Antibiotic development implications:
Understanding rplC's structure and function can guide the development of new antibiotics that specifically target this essential protein.
Knowledge of how existing antibiotics interact with the ribosome can be leveraged to design derivatives with improved properties.
Insights from N. farcinica, which demonstrates resistance to several antibiotics , may reveal novel resistance mechanisms applicable to other pathogens.

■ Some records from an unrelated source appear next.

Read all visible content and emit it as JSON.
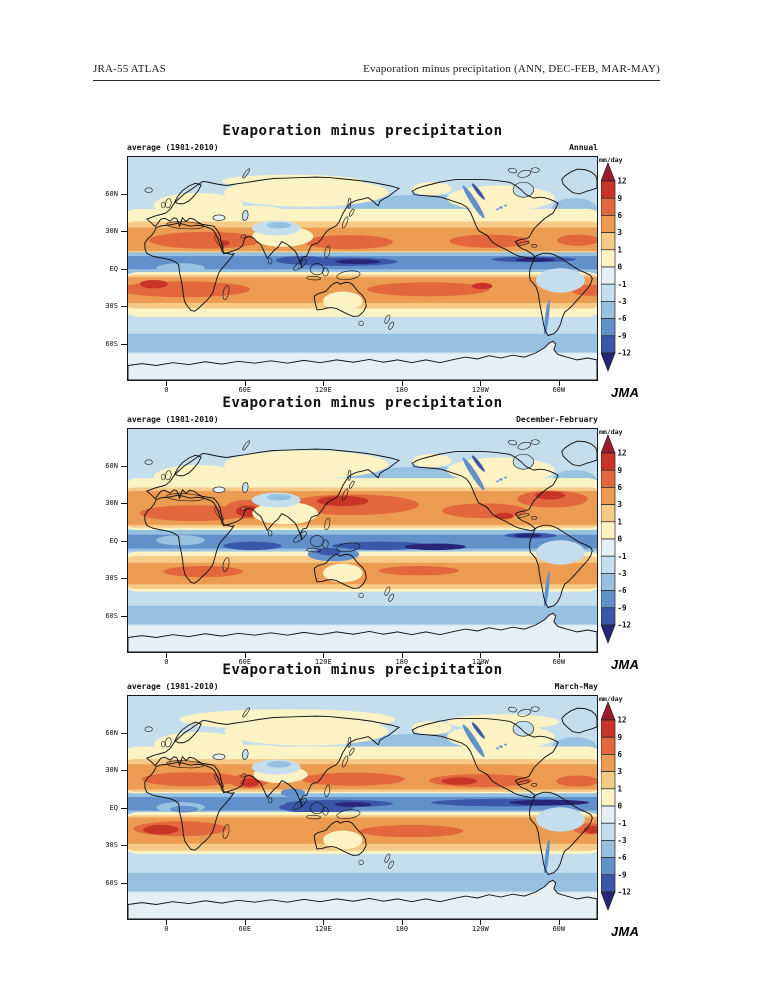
{
  "header": {
    "left": "JRA-55 ATLAS",
    "right": "Evaporation minus precipitation (ANN, DEC-FEB, MAR-MAY)"
  },
  "palette": {
    "gt12": "#9e1a2c",
    "p9_12": "#c93428",
    "p6_9": "#e2673c",
    "p3_6": "#ec9b52",
    "p1_3": "#f5ca86",
    "p0_1": "#fbf3c3",
    "m1_0": "#e6eff3",
    "m3_1": "#c5deee",
    "m6_3": "#97c1e0",
    "m9_6": "#6190ca",
    "m12_9": "#3b57a9",
    "lt12": "#282578",
    "coast": "#111111",
    "frame": "#1a1a1a"
  },
  "colorbar": {
    "unit": "mm/day",
    "ticks": [
      "12",
      "9",
      "6",
      "3",
      "1",
      "0",
      "-1",
      "-3",
      "-6",
      "-9",
      "-12"
    ]
  },
  "axes": {
    "x_ticks": [
      "0",
      "60E",
      "120E",
      "180",
      "120W",
      "60W"
    ],
    "y_ticks": [
      "60N",
      "30N",
      "EQ",
      "30S",
      "60S"
    ]
  },
  "panels": [
    {
      "title": "Evaporation minus precipitation",
      "subtitle_left": "average (1981-2010)",
      "subtitle_right": "Annual",
      "period_key": "annual",
      "logo": "JMA"
    },
    {
      "title": "Evaporation minus precipitation",
      "subtitle_left": "average (1981-2010)",
      "subtitle_right": "December-February",
      "period_key": "djf",
      "logo": "JMA"
    },
    {
      "title": "Evaporation minus precipitation",
      "subtitle_left": "average (1981-2010)",
      "subtitle_right": "March-May",
      "period_key": "mam",
      "logo": "JMA"
    }
  ]
}
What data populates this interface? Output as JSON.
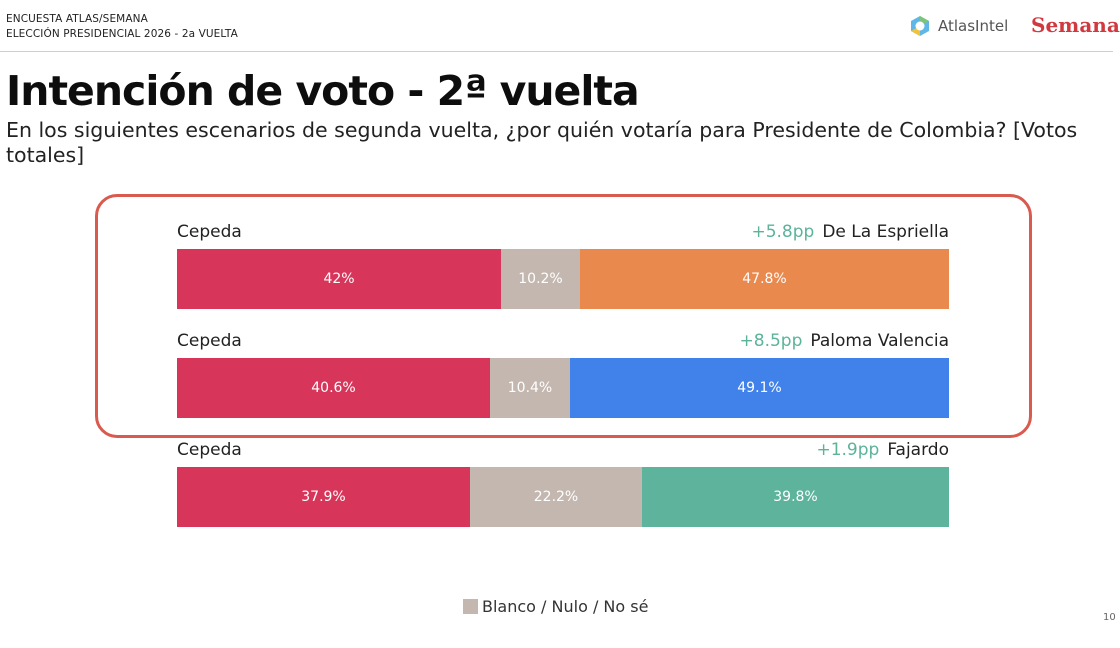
{
  "header": {
    "line1": "ENCUESTA ATLAS/SEMANA",
    "line2": "ELECCIÓN PRESIDENCIAL 2026 - 2a VUELTA",
    "atlas_label": "AtlasIntel",
    "semana_label": "Semana"
  },
  "title": "Intención de voto - 2ª vuelta",
  "subtitle": "En los siguientes escenarios de segunda vuelta, ¿por quién votaría para Presidente de Colombia? [Votos totales]",
  "colors": {
    "cepeda": "#d8355a",
    "blank": "#c3b7b0",
    "de_la_espriella": "#e9894d",
    "paloma_valencia": "#4082ea",
    "fajardo": "#5db39b",
    "diff_text": "#5bb39a",
    "highlight": "#d95a4e"
  },
  "chart_data": {
    "type": "bar",
    "stacked": true,
    "orientation": "horizontal",
    "scale_max": 100,
    "scenarios": [
      {
        "left_name": "Cepeda",
        "right_name": "De La Espriella",
        "diff": "+5.8pp",
        "segments": [
          {
            "key": "cepeda",
            "value": 42,
            "label": "42%"
          },
          {
            "key": "blank",
            "value": 10.2,
            "label": "10.2%"
          },
          {
            "key": "de_la_espriella",
            "value": 47.8,
            "label": "47.8%"
          }
        ]
      },
      {
        "left_name": "Cepeda",
        "right_name": "Paloma Valencia",
        "diff": "+8.5pp",
        "segments": [
          {
            "key": "cepeda",
            "value": 40.6,
            "label": "40.6%"
          },
          {
            "key": "blank",
            "value": 10.4,
            "label": "10.4%"
          },
          {
            "key": "paloma_valencia",
            "value": 49.1,
            "label": "49.1%"
          }
        ]
      },
      {
        "left_name": "Cepeda",
        "right_name": "Fajardo",
        "diff": "+1.9pp",
        "segments": [
          {
            "key": "cepeda",
            "value": 37.9,
            "label": "37.9%"
          },
          {
            "key": "blank",
            "value": 22.2,
            "label": "22.2%"
          },
          {
            "key": "fajardo",
            "value": 39.8,
            "label": "39.8%"
          }
        ]
      }
    ],
    "legend": [
      {
        "label": "Blanco / Nulo / No sé",
        "key": "blank"
      }
    ]
  },
  "page_number": "10"
}
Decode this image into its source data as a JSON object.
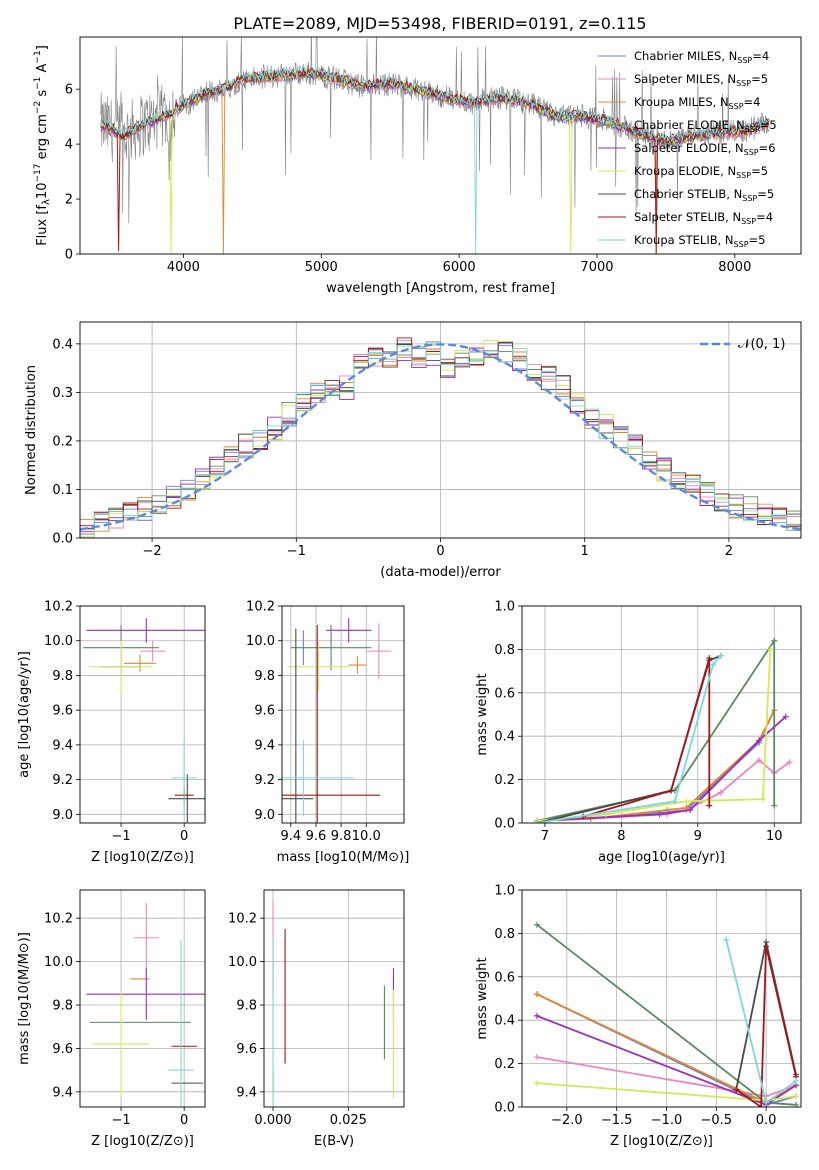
{
  "figure": {
    "title": "PLATE=2089, MJD=53498, FIBERID=0191, z=0.115"
  },
  "legend_series": [
    {
      "name": "Chabrier MILES, N",
      "sub": "SSP",
      "tail": "=4",
      "color": "#6f7fdb"
    },
    {
      "name": "Salpeter MILES, N",
      "sub": "SSP",
      "tail": "=5",
      "color": "#e887c0"
    },
    {
      "name": "Kroupa MILES, N",
      "sub": "SSP",
      "tail": "=4",
      "color": "#e08a2a"
    },
    {
      "name": "Chabrier ELODIE, N",
      "sub": "SSP",
      "tail": "=5",
      "color": "#5a8a60"
    },
    {
      "name": "Salpeter ELODIE, N",
      "sub": "SSP",
      "tail": "=6",
      "color": "#9b2fb8"
    },
    {
      "name": "Kroupa ELODIE, N",
      "sub": "SSP",
      "tail": "=5",
      "color": "#d3e85a"
    },
    {
      "name": "Chabrier STELIB, N",
      "sub": "SSP",
      "tail": "=5",
      "color": "#4a4a4a"
    },
    {
      "name": "Salpeter STELIB, N",
      "sub": "SSP",
      "tail": "=4",
      "color": "#a01818"
    },
    {
      "name": "Kroupa STELIB, N",
      "sub": "SSP",
      "tail": "=5",
      "color": "#7fd6dc"
    }
  ],
  "chart_data": [
    {
      "id": "spectrum",
      "type": "line",
      "xlabel": "wavelength [Angstrom, rest frame]",
      "ylabel": "Flux [f",
      "ylabel_parts": [
        "Flux [f",
        "λ",
        "10",
        "−17",
        " erg cm",
        "−2",
        " s",
        "−1",
        " A",
        "−1",
        "]"
      ],
      "xlim": [
        3250,
        8480
      ],
      "ylim": [
        0,
        7.9
      ],
      "xticks": [
        4000,
        5000,
        6000,
        7000,
        8000
      ],
      "yticks": [
        0,
        2,
        4,
        6
      ],
      "data_color": "#808080",
      "continuum": {
        "x": [
          3400,
          3450,
          3500,
          3550,
          3600,
          3700,
          3800,
          3900,
          3950,
          4000,
          4100,
          4200,
          4300,
          4400,
          4500,
          4700,
          4900,
          5100,
          5300,
          5500,
          5700,
          5900,
          6100,
          6300,
          6500,
          6700,
          6900,
          7100,
          7300,
          7500,
          7700,
          7900,
          8100,
          8250
        ],
        "y": [
          4.7,
          4.6,
          4.5,
          4.3,
          4.4,
          4.7,
          4.9,
          5.1,
          5.3,
          5.4,
          5.7,
          5.9,
          6.0,
          6.3,
          6.4,
          6.5,
          6.6,
          6.4,
          6.1,
          6.2,
          6.0,
          5.7,
          5.5,
          5.7,
          5.5,
          5.0,
          5.0,
          4.8,
          4.4,
          4.1,
          4.3,
          4.4,
          4.5,
          4.8
        ]
      },
      "dips": [
        {
          "x": 3530,
          "y": 0.1,
          "series": [
            2,
            7
          ]
        },
        {
          "x": 3910,
          "y": 0.0,
          "series": [
            5
          ]
        },
        {
          "x": 4290,
          "y": 0.0,
          "series": [
            2
          ]
        },
        {
          "x": 6120,
          "y": 0.0,
          "series": [
            8
          ]
        },
        {
          "x": 6810,
          "y": 0.0,
          "series": [
            5
          ]
        },
        {
          "x": 7430,
          "y": 0.0,
          "series": [
            2,
            7
          ]
        }
      ]
    },
    {
      "id": "residuals",
      "type": "step",
      "xlabel": "(data-model)/error",
      "ylabel": "Normed distribution",
      "xlim": [
        -2.5,
        2.5
      ],
      "ylim": [
        0,
        0.445
      ],
      "xticks": [
        -2,
        -1,
        0,
        1,
        2
      ],
      "yticks": [
        0.0,
        0.1,
        0.2,
        0.3,
        0.4
      ],
      "bin_width": 0.1,
      "reference_curve": {
        "label": "𝒩(0, 1)",
        "mean": 0,
        "sigma": 1,
        "color": "#5b8bdc"
      },
      "base_series": [
        0.025,
        0.03,
        0.04,
        0.05,
        0.06,
        0.07,
        0.085,
        0.1,
        0.12,
        0.145,
        0.165,
        0.19,
        0.205,
        0.225,
        0.255,
        0.28,
        0.3,
        0.3,
        0.31,
        0.37,
        0.37,
        0.36,
        0.39,
        0.37,
        0.38,
        0.355,
        0.37,
        0.38,
        0.39,
        0.385,
        0.37,
        0.35,
        0.33,
        0.31,
        0.275,
        0.25,
        0.23,
        0.21,
        0.19,
        0.165,
        0.14,
        0.125,
        0.11,
        0.09,
        0.08,
        0.065,
        0.06,
        0.045,
        0.04,
        0.035
      ]
    },
    {
      "id": "age_vs_Z",
      "type": "errorbar",
      "xlabel": "Z [log10(Z/Z⊙)]",
      "ylabel": "age  [log10(age/yr)]",
      "xlim": [
        -1.65,
        0.33
      ],
      "ylim": [
        8.95,
        10.2
      ],
      "xticks": [
        -1,
        0
      ],
      "yticks": [
        9.0,
        9.2,
        9.4,
        9.6,
        9.8,
        10.0,
        10.2
      ],
      "points": [
        {
          "s": 0,
          "x": -1.0,
          "y": 9.85,
          "xe": 0.3,
          "ye": 0.1
        },
        {
          "s": 1,
          "x": -0.5,
          "y": 9.94,
          "xe": 0.2,
          "ye": 0.06
        },
        {
          "s": 2,
          "x": -0.7,
          "y": 9.87,
          "xe": 0.25,
          "ye": 0.05
        },
        {
          "s": 3,
          "x": -1.0,
          "y": 9.96,
          "xe": 0.6,
          "ye": 0.13
        },
        {
          "s": 4,
          "x": -0.6,
          "y": 10.06,
          "xe": 0.95,
          "ye": 0.07
        },
        {
          "s": 5,
          "x": -1.0,
          "y": 9.85,
          "xe": 0.5,
          "ye": 0.15
        },
        {
          "s": 6,
          "x": 0.05,
          "y": 9.09,
          "xe": 0.3,
          "ye": 0.14
        },
        {
          "s": 7,
          "x": 0.0,
          "y": 9.11,
          "xe": 0.15,
          "ye": 0.04
        },
        {
          "s": 8,
          "x": 0.0,
          "y": 9.21,
          "xe": 0.2,
          "ye": 0.22
        }
      ]
    },
    {
      "id": "age_vs_mass",
      "type": "errorbar",
      "xlabel": "mass [log10(M/M⊙)]",
      "ylabel": "",
      "xlim": [
        9.33,
        10.3
      ],
      "ylim": [
        8.95,
        10.2
      ],
      "xticks": [
        9.4,
        9.6,
        9.8,
        10.0
      ],
      "yticks": [
        9.0,
        9.2,
        9.4,
        9.6,
        9.8,
        10.0,
        10.2
      ],
      "points": [
        {
          "s": 0,
          "x": 9.5,
          "y": 9.96,
          "xe": 0.0,
          "ye": 0.1
        },
        {
          "s": 1,
          "x": 10.1,
          "y": 9.94,
          "xe": 0.1,
          "ye": 0.16
        },
        {
          "s": 2,
          "x": 9.93,
          "y": 9.86,
          "xe": 0.07,
          "ye": 0.05
        },
        {
          "s": 3,
          "x": 9.72,
          "y": 9.96,
          "xe": 0.32,
          "ye": 0.13
        },
        {
          "s": 4,
          "x": 9.86,
          "y": 10.06,
          "xe": 0.18,
          "ye": 0.07
        },
        {
          "s": 5,
          "x": 9.62,
          "y": 9.85,
          "xe": 0.25,
          "ye": 0.14
        },
        {
          "s": 6,
          "x": 9.44,
          "y": 9.09,
          "xe": 0.14,
          "ye": 0.98
        },
        {
          "s": 7,
          "x": 9.61,
          "y": 9.11,
          "xe": 0.5,
          "ye": 0.98
        },
        {
          "s": 8,
          "x": 9.5,
          "y": 9.21,
          "xe": 0.4,
          "ye": 0.22
        }
      ]
    },
    {
      "id": "massweight_vs_age",
      "type": "line",
      "xlabel": "age  [log10(age/yr)]",
      "ylabel": "mass weight",
      "xlim": [
        6.7,
        10.35
      ],
      "ylim": [
        0,
        1.0
      ],
      "xticks": [
        7,
        8,
        9,
        10
      ],
      "yticks": [
        0.0,
        0.2,
        0.4,
        0.6,
        0.8,
        1.0
      ],
      "series": [
        {
          "s": 0,
          "x": [
            6.9,
            7.6,
            8.6,
            8.85,
            9.8,
            10.0
          ],
          "y": [
            0.01,
            0.02,
            0.05,
            0.06,
            0.37,
            0.52
          ]
        },
        {
          "s": 1,
          "x": [
            6.9,
            7.6,
            8.6,
            8.85,
            9.3,
            9.8,
            10.0,
            10.2
          ],
          "y": [
            0.01,
            0.02,
            0.04,
            0.06,
            0.14,
            0.29,
            0.23,
            0.28
          ]
        },
        {
          "s": 2,
          "x": [
            6.9,
            7.6,
            8.6,
            8.85,
            9.8,
            10.0
          ],
          "y": [
            0.01,
            0.02,
            0.06,
            0.07,
            0.38,
            0.52
          ]
        },
        {
          "s": 3,
          "x": [
            6.9,
            8.7,
            10.0,
            10.0
          ],
          "y": [
            0.01,
            0.15,
            0.84,
            0.08
          ]
        },
        {
          "s": 4,
          "x": [
            6.9,
            8.5,
            8.9,
            9.8,
            10.15
          ],
          "y": [
            0.01,
            0.04,
            0.06,
            0.38,
            0.49
          ]
        },
        {
          "s": 5,
          "x": [
            6.9,
            7.8,
            8.85,
            9.85,
            9.95
          ],
          "y": [
            0.01,
            0.04,
            0.1,
            0.11,
            0.8
          ]
        },
        {
          "s": 6,
          "x": [
            6.9,
            8.65,
            9.15,
            9.3
          ],
          "y": [
            0.0,
            0.15,
            0.75,
            0.77
          ]
        },
        {
          "s": 7,
          "x": [
            7.5,
            8.65,
            9.15,
            9.15
          ],
          "y": [
            0.03,
            0.15,
            0.76,
            0.08
          ]
        },
        {
          "s": 8,
          "x": [
            6.9,
            8.7,
            9.2,
            9.3
          ],
          "y": [
            0.0,
            0.1,
            0.73,
            0.77
          ]
        }
      ]
    },
    {
      "id": "mass_vs_Z",
      "type": "errorbar",
      "xlabel": "Z [log10(Z/Z⊙)]",
      "ylabel": "mass [log10(M/M⊙)]",
      "xlim": [
        -1.65,
        0.33
      ],
      "ylim": [
        9.33,
        10.33
      ],
      "xticks": [
        -1,
        0
      ],
      "yticks": [
        9.4,
        9.6,
        9.8,
        10.0,
        10.2
      ],
      "points": [
        {
          "s": 0,
          "x": -1.0,
          "y": 9.5,
          "xe": 0.0,
          "ye": 0.0
        },
        {
          "s": 1,
          "x": -0.6,
          "y": 10.11,
          "xe": 0.2,
          "ye": 0.16
        },
        {
          "s": 2,
          "x": -0.7,
          "y": 9.92,
          "xe": 0.15,
          "ye": 0.0
        },
        {
          "s": 3,
          "x": -0.7,
          "y": 9.72,
          "xe": 0.8,
          "ye": 0.0
        },
        {
          "s": 4,
          "x": -0.6,
          "y": 9.85,
          "xe": 0.95,
          "ye": 0.12
        },
        {
          "s": 5,
          "x": -1.0,
          "y": 9.62,
          "xe": 0.45,
          "ye": 0.24
        },
        {
          "s": 6,
          "x": 0.05,
          "y": 9.44,
          "xe": 0.25,
          "ye": 0.0
        },
        {
          "s": 7,
          "x": 0.0,
          "y": 9.61,
          "xe": 0.2,
          "ye": 0.0
        },
        {
          "s": 8,
          "x": -0.05,
          "y": 9.5,
          "xe": 0.2,
          "ye": 0.6
        }
      ]
    },
    {
      "id": "mass_vs_EBV",
      "type": "errorbar",
      "xlabel": "E(B-V)",
      "ylabel": "",
      "xlim": [
        -0.003,
        0.0435
      ],
      "ylim": [
        9.33,
        10.33
      ],
      "xticks": [
        0.0,
        0.025
      ],
      "xtick_labels": [
        "0.000",
        "0.025"
      ],
      "yticks": [
        9.4,
        9.6,
        9.8,
        10.0,
        10.2
      ],
      "points": [
        {
          "s": 0,
          "x": 0.0,
          "y": 9.44,
          "xe": 0,
          "ye": 0.06
        },
        {
          "s": 1,
          "x": 0.0,
          "y": 10.11,
          "xe": 0,
          "ye": 0.17
        },
        {
          "s": 2,
          "x": 0.0,
          "y": 9.92,
          "xe": 0,
          "ye": 0.08
        },
        {
          "s": 3,
          "x": 0.037,
          "y": 9.72,
          "xe": 0,
          "ye": 0.17
        },
        {
          "s": 4,
          "x": 0.04,
          "y": 9.85,
          "xe": 0,
          "ye": 0.12
        },
        {
          "s": 5,
          "x": 0.04,
          "y": 9.62,
          "xe": 0,
          "ye": 0.25
        },
        {
          "s": 6,
          "x": 0.0,
          "y": 9.44,
          "xe": 0,
          "ye": 0.04
        },
        {
          "s": 7,
          "x": 0.004,
          "y": 9.84,
          "xe": 0,
          "ye": 0.31
        },
        {
          "s": 8,
          "x": 0.0,
          "y": 9.61,
          "xe": 0,
          "ye": 0.5
        }
      ]
    },
    {
      "id": "massweight_vs_Z",
      "type": "line",
      "xlabel": "Z [log10(Z/Z⊙)]",
      "ylabel": "mass weight",
      "xlim": [
        -2.45,
        0.35
      ],
      "ylim": [
        0,
        1.0
      ],
      "xticks": [
        -2.0,
        -1.5,
        -1.0,
        -0.5,
        0.0
      ],
      "yticks": [
        0.0,
        0.2,
        0.4,
        0.6,
        0.8,
        1.0
      ],
      "series": [
        {
          "s": 0,
          "x": [
            -2.3,
            0.0,
            0.3
          ],
          "y": [
            0.52,
            0.01,
            0.05
          ]
        },
        {
          "s": 1,
          "x": [
            -2.3,
            0.0,
            0.3
          ],
          "y": [
            0.23,
            0.05,
            0.1
          ]
        },
        {
          "s": 2,
          "x": [
            -2.3,
            0.0,
            0.3
          ],
          "y": [
            0.52,
            0.02,
            0.1
          ]
        },
        {
          "s": 3,
          "x": [
            -2.3,
            0.0,
            0.3
          ],
          "y": [
            0.84,
            0.02,
            0.01
          ]
        },
        {
          "s": 4,
          "x": [
            -2.3,
            0.0,
            0.3
          ],
          "y": [
            0.42,
            0.01,
            0.1
          ]
        },
        {
          "s": 5,
          "x": [
            -2.3,
            0.0,
            0.3
          ],
          "y": [
            0.11,
            0.03,
            0.05
          ]
        },
        {
          "s": 6,
          "x": [
            -0.3,
            0.0,
            0.3
          ],
          "y": [
            0.08,
            0.76,
            0.15
          ]
        },
        {
          "s": 7,
          "x": [
            -0.3,
            -0.05,
            0.0,
            0.3
          ],
          "y": [
            0.08,
            0.0,
            0.74,
            0.14
          ]
        },
        {
          "s": 8,
          "x": [
            -0.4,
            0.0,
            0.3
          ],
          "y": [
            0.77,
            0.02,
            0.12
          ]
        }
      ]
    }
  ]
}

Fundamental translation mechanisms:
Research on rplC illuminates basic principles of translation fidelity, efficiency, and regulation.
Studies of how rplC mutations affect ribosome function provide insights into the molecular basis of protein synthesis.
The protein's conservation across species underscores its fundamental importance in the central dogma of molecular biology.
Methodological advances:
Techniques developed for studying rplC can be applied to other ribosomal proteins and large macromolecular complexes.
Recombinant expression and purification protocols for rplC advance our ability to reconstitute ribosomes in vitro.
Structural and functional assays for rplC contribute to the toolkit available for studying translation across diverse bacterial species.